Prof Zhao said: “I was really shocked that the UK would look to do this because my research has looked at the side effects of Far Eastern approaches to maths.”

He said that policymakers need to not only assess how well an education programme works, but what side effects it may have.

In an article that he co-authored for Tes last month, he said: “A strategy that improves short-term mastery of materials can cause damages to creativity and transfer, for instance.

“In the case of Pisa, even if the factors that make an education system successful in achieving high test scores could be identified with precision, it is perfectly possible that they might hurt student wellbeing.

“East Asian education systems, for example, have been found to be very effective in producing excellent performances in tests and hurting students’ social-emotional, psychological, and physical wellbeing, resulting in less life satisfaction, less positive attitude, and lower levels of confidence.”

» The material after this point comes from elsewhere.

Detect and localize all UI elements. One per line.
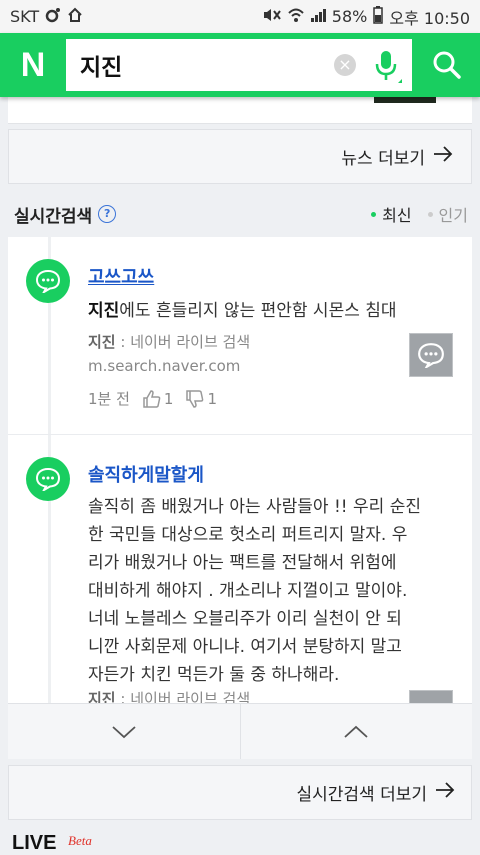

Prof Zhao told Tes that policymakers in England were turning to techniques from East Asia that were now being questioned in the countries they originated in.

This is highlighted in his new book What Works May Hurt: side effects in education, which urges policymakers to think about the unintended impact of education policy.

In this, Prof Zhao writes that students in East Asia are generally less happy than their peers in other parts of the world.

It says: “In 2017, the OECD released a report on students’ wellbeing in the more than 70 education systems that participated in the 2015 cycle of Pisa. According to the report, students in East Asian education systems are significantly less ‘satisfied with life’ than children in the West.”

He also highlights how East Asian students reported a significantly lower sense of belonging in schools. He says: “The Pisa report showed that in Macau, Hong Kong, China and Singapore, students were ranked the lowest in terms of a sense of belonging.”

Prof Zhao believes policymakers need to look at a broader range of outcomes when deciding whether to look to replicate an education programme from another part of the world.